Até ao presente, o objetivo foi alcançado, manter mínimos de infeção e ganhar tempo para aprender e preparar o Serviço Regional de Saúde, cuja Unidade de Internamento Polivalente COVID 19 do hospital Dr. Nélio Mendonça, inaugurada em 27/04/2020, é um exemplo. 

A 17 de abril, iniciamos uma ação de sensibilização para o uso da máscara social ou comunitária, que incluiu distribuição das mesmas, como materialização pedagógica da recomendação, desde então, as máscaras evoluíram como adereço e, atualmente, a cidade do Funchal tem um colorido extra de máscaras em bordado madeira, em tecido riscado como traje regional ou mesmo com a insígnia bandeira autonómica. 

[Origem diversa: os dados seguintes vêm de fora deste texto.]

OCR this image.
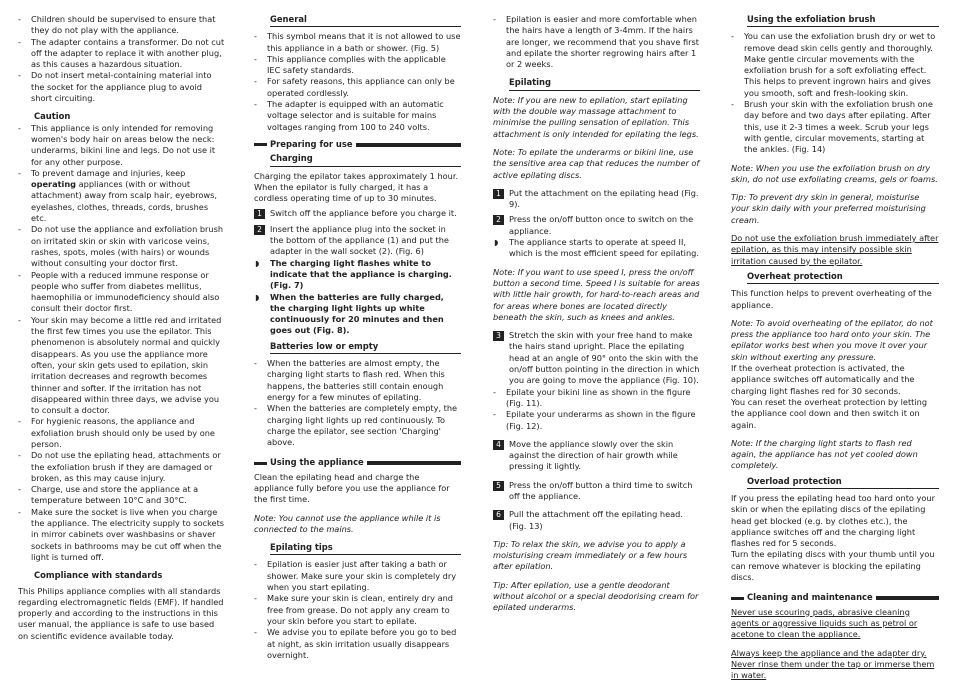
- Children should be supervised to ensure that they do not play with the appliance.

- The adapter contains a transformer. Do not cut off the adapter to replace it with another plug, as this causes a hazardous situation.

- Do not insert metal-containing material into the socket for the appliance plug to avoid short circuiting.

Caution

- This appliance is only intended for removing women's body hair on areas below the neck: underarms, bikini line and legs. Do not use it for any other purpose.

- To prevent damage and injuries, keep
operating appliances (with or without attachment) away from scalp hair, eyebrows, eyelashes, clothes, threads, cords, brushes etc.

- Do not use the appliance and exfoliation brush on irritated skin or skin with varicose veins, rashes, spots, moles (with hairs) or wounds without consulting your doctor first.

- People with a reduced immune response or people who suffer from diabetes mellitus, haemophilia or immunodeficiency should also consult their doctor first.

- Your skin may become a little red and irritated the first few times you use the epilator. This phenomenon is absolutely normal and quickly disappears. As you use the appliance more often, your skin gets used to epilation, skin irritation decreases and regrowth becomes thinner and softer. If the irritation has not disappeared within three days, we advise you to consult a doctor.

- For hygienic reasons, the appliance and exfoliation brush should only be used by one person.

- Do not use the epilating head, attachments or the exfoliation brush if they are damaged or broken, as this may cause injury.

- Charge, use and store the appliance at a temperature between 10°C and 30°C.

- Make sure the socket is live when you charge the appliance. The electricity supply to sockets in mirror cabinets over washbasins or shaver sockets in bathrooms may be cut off when the light is turned off.

Compliance with standards

This Philips appliance complies with all standards regarding electromagnetic fields (EMF). If handled properly and according to the instructions in this user manual, the appliance is safe to use based on scientific evidence available today.

General

- This symbol means that it is not allowed to use this appliance in a bath or shower. (Fig. 5)

- This appliance complies with the applicable IEC safety standards.

- For safety reasons, this appliance can only be operated cordlessly.

- The adapter is equipped with an automatic voltage selector and is suitable for mains voltages ranging from 100 to 240 volts.

Preparing for use

Charging

Charging the epilator takes approximately 1 hour. When the epilator is fully charged, it has a cordless operating time of up to 30 minutes.

1 Switch off the appliance before you charge it.

2 Insert the appliance plug into the socket in the bottom of the appliance (1) and put the adapter in the wall socket (2). (Fig. 6)

◗ The charging light flashes white to indicate that the appliance is charging. (Fig. 7)

◗ When the batteries are fully charged, the charging light lights up white continuously for 20 minutes and then goes out (Fig. 8).

Batteries low or empty

- When the batteries are almost empty, the charging light starts to flash red. When this happens, the batteries still contain enough energy for a few minutes of epilating.

- When the batteries are completely empty, the charging light lights up red continuously. To charge the epilator, see section 'Charging' above.

Using the appliance

Clean the epilating head and charge the appliance fully before you use the appliance for the first time.

Note: You cannot use the appliance while it is connected to the mains.

Epilating tips

- Epilation is easier just after taking a bath or shower. Make sure your skin is completely dry when you start epilating.

- Make sure your skin is clean, entirely dry and free from grease. Do not apply any cream to your skin before you start to epilate.

- We advise you to epilate before you go to bed at night, as skin irritation usually disappears overnight.

- Epilation is easier and more comfortable when the hairs have a length of 3-4mm. If the hairs are longer, we recommend that you shave first and epilate the shorter regrowing hairs after 1 or 2 weeks.

Epilating

Note: If you are new to epilation, start epilating with the double way massage attachment to minimise the pulling sensation of epilation. This attachment is only intended for epilating the legs.

Note: To epilate the underarms or bikini line, use the sensitive area cap that reduces the number of active epilating discs.

1 Put the attachment on the epilating head (Fig. 9).

2 Press the on/off button once to switch on the appliance.

◗ The appliance starts to operate at speed II, which is the most efficient speed for epilating.

Note: If you want to use speed I, press the on/off button a second time. Speed I is suitable for areas with little hair growth, for hard-to-reach areas and for areas where bones are located directly beneath the skin, such as knees and ankles.

3 Stretch the skin with your free hand to make the hairs stand upright. Place the epilating head at an angle of 90° onto the skin with the on/off button pointing in the direction in which you are going to move the appliance (Fig. 10).

- Epilate your bikini line as shown in the figure (Fig. 11).

- Epilate your underarms as shown in the figure (Fig. 12).

4 Move the appliance slowly over the skin against the direction of hair growth while pressing it lightly.

5 Press the on/off button a third time to switch off the appliance.

6 Pull the attachment off the epilating head. (Fig. 13)

Tip: To relax the skin, we advise you to apply a moisturising cream immediately or a few hours after epilation.

Tip: After epilation, use a gentle deodorant without alcohol or a special deodorising cream for epilated underarms.

Using the exfoliation brush

- You can use the exfoliation brush dry or wet to remove dead skin cells gently and thoroughly. Make gentle circular movements with the exfoliation brush for a soft exfoliating effect. This helps to prevent ingrown hairs and gives you smooth, soft and fresh-looking skin.

- Brush your skin with the exfoliation brush one day before and two days after epilating. After this, use it 2-3 times a week. Scrub your legs with gentle, circular movements, starting at the ankles. (Fig. 14)

Note: When you use the exfoliation brush on dry skin, do not use exfoliating creams, gels or foams.

Tip: To prevent dry skin in general, moisturise your skin daily with your preferred moisturising cream.

Do not use the exfoliation brush immediately after epilation, as this may intensify possible skin irritation caused by the epilator.

Overheat protection

This function helps to prevent overheating of the appliance.

Note: To avoid overheating of the epilator, do not press the appliance too hard onto your skin. The epilator works best when you move it over your skin without exerting any pressure.

If the overheat protection is activated, the appliance switches off automatically and the charging light flashes red for 30 seconds.

You can reset the overheat protection by letting the appliance cool down and then switch it on again.

Note: If the charging light starts to flash red again, the appliance has not yet cooled down completely.

Overload protection

If you press the epilating head too hard onto your skin or when the epilating discs of the epilating head get blocked (e.g. by clothes etc.), the appliance switches off and the charging light flashes red for 5 seconds.

Turn the epilating discs with your thumb until you can remove whatever is blocking the epilating discs.

Cleaning and maintenance

Never use scouring pads, abrasive cleaning agents or aggressive liquids such as petrol or acetone to clean the appliance.

Always keep the appliance and the adapter dry. Never rinse them under the tap or immerse them in water.
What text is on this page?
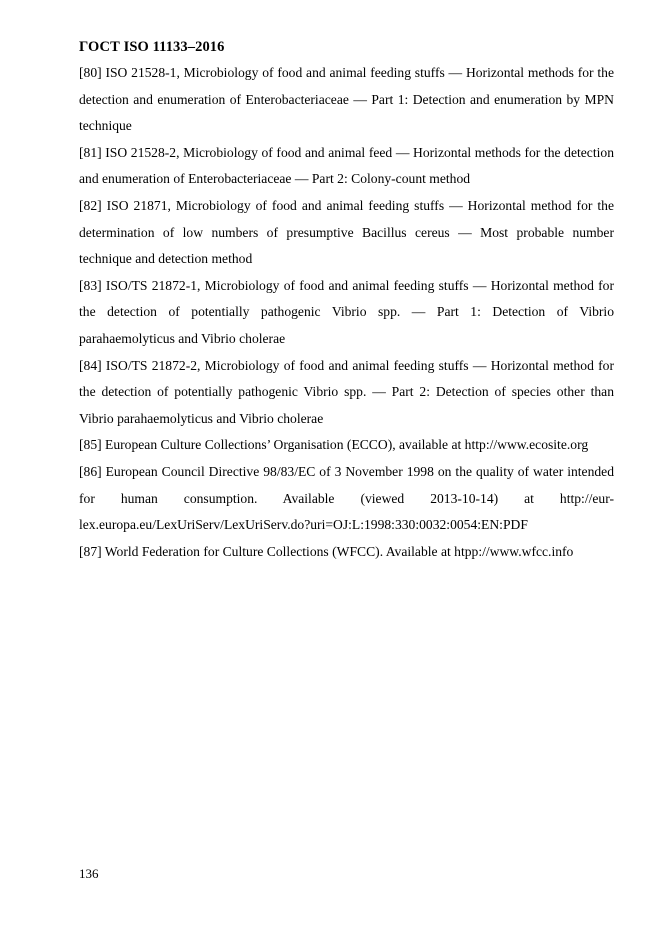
ГОСТ ISO 11133–2016

[80] ISO 21528-1, Microbiology of food and animal feeding stuffs — Horizontal methods for the detection and enumeration of Enterobacteriaceae — Part 1: Detection and enumeration by MPN technique

[81] ISO 21528-2, Microbiology of food and animal feed — Horizontal methods for the detection and enumeration of Enterobacteriaceae — Part 2: Colony-count method

[82] ISO 21871, Microbiology of food and animal feeding stuffs — Horizontal method for the determination of low numbers of presumptive Bacillus cereus — Most probable number technique and detection method

[83] ISO/TS 21872-1, Microbiology of food and animal feeding stuffs — Horizontal method for the detection of potentially pathogenic Vibrio spp. — Part 1: Detection of Vibrio parahaemolyticus and Vibrio cholerae

[84] ISO/TS 21872-2, Microbiology of food and animal feeding stuffs — Horizontal method for the detection of potentially pathogenic Vibrio spp. — Part 2: Detection of species other than Vibrio parahaemolyticus and Vibrio cholerae

[85] European Culture Collections’ Organisation (ECCO), available at http://www.ecosite.org

[86] European Council Directive 98/83/EC of 3 November 1998 on the quality of water intended for human consumption. Available (viewed 2013-10-14) at http://eur-lex.europa.eu/LexUriServ/LexUriServ.do?uri=OJ:L:1998:330:0032:0054:EN:PDF

[87] World Federation for Culture Collections (WFCC). Available at htpp://www.wfcc.info

136
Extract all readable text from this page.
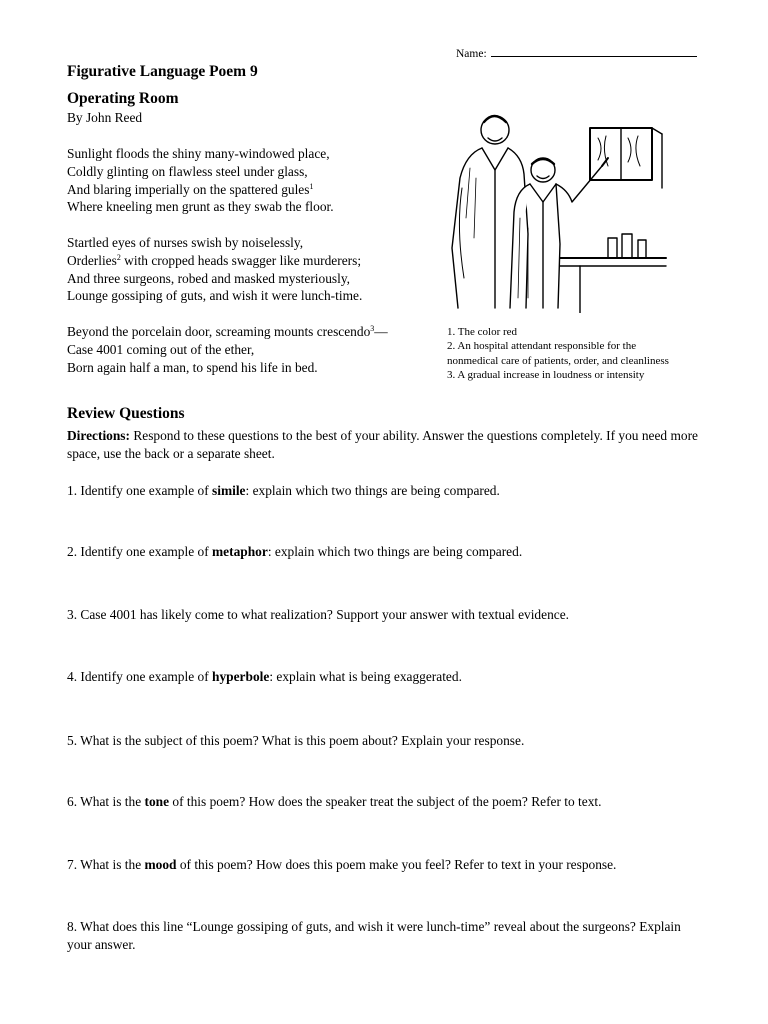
Name:
Figurative Language Poem 9
Operating Room
By John Reed
Sunlight floods the shiny many-windowed place,
Coldly glinting on flawless steel under glass,
And blaring imperially on the spattered gules$^1$
Where kneeling men grunt as they swab the floor.
Startled eyes of nurses swish by noiselessly,
Orderlies$^2$ with cropped heads swagger like murderers;
And three surgeons, robed and masked mysteriously,
Lounge gossiping of guts, and wish it were lunch-time.
Beyond the porcelain door, screaming mounts crescendo$^3$—
Case 4001 coming out of the ether,
Born again half a man, to spend his life in bed.
1. The color red
2. An hospital attendant responsible for the nonmedical care of patients, order, and cleanliness
3. A gradual increase in loudness or intensity
Review Questions
Directions: Respond to these questions to the best of your ability. Answer the questions completely. If you need more space, use the back or a separate sheet.
1. Identify one example of simile: explain which two things are being compared.
2. Identify one example of metaphor: explain which two things are being compared.
3. Case 4001 has likely come to what realization? Support your answer with textual evidence.
4. Identify one example of hyperbole: explain what is being exaggerated.
5. What is the subject of this poem? What is this poem about? Explain your response.
6. What is the tone of this poem? How does the speaker treat the subject of the poem? Refer to text.
7. What is the mood of this poem? How does this poem make you feel? Refer to text in your response.
8. What does this line “Lounge gossiping of guts, and wish it were lunch-time” reveal about the surgeons? Explain your answer.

O uso da máscara e as suas variantes, em conformidade com o nível 3 (Informação DGS, N.º 009/2020 de 13/04/2020), é mais uma demonstração da capacidade de adaptação das gentes insulares e do respeito pela terra e pelo outro, que a experiência pandémica afilou.

Na primeira semana de maio, iniciamos o plano de desconfinamento, num estado de alma ambivalente, seguros e ávidos, inseguros e receosos, avançamos com as métricas de conforto, como sejam uma taxa de positividade de 2%, medida a 7/05 /2020, igualando a Nova Zelândia, a Austrália ou a Coreia do Sul e uma proporção de testes positivos face ao total de testes realizados de 3% (07/05/2020) situando-se no intervalo que consta das recomendações emanadas pela Comissão Europeia para o desconfinamento. 

Chegados até aqui, há que preparar o futuro. O caminho a percorrer é longo e a imprevisibilidade grande, a baixa taxa de infeção registada nesta primeira onda pode ser uma adversidade numa próxima vaga de COVID19, mas estamos certos de que a resiliência que nos distingue como povo ilhéu e a esperança nas pessoas que viajam para a Madeira, marcarão o tempo vindoiro que queremos e do qual não podemos prescindir, onde a hospitalidade madeirense ficará ligada a uma marca de qualidade no receber e à segurança de quem nos visita.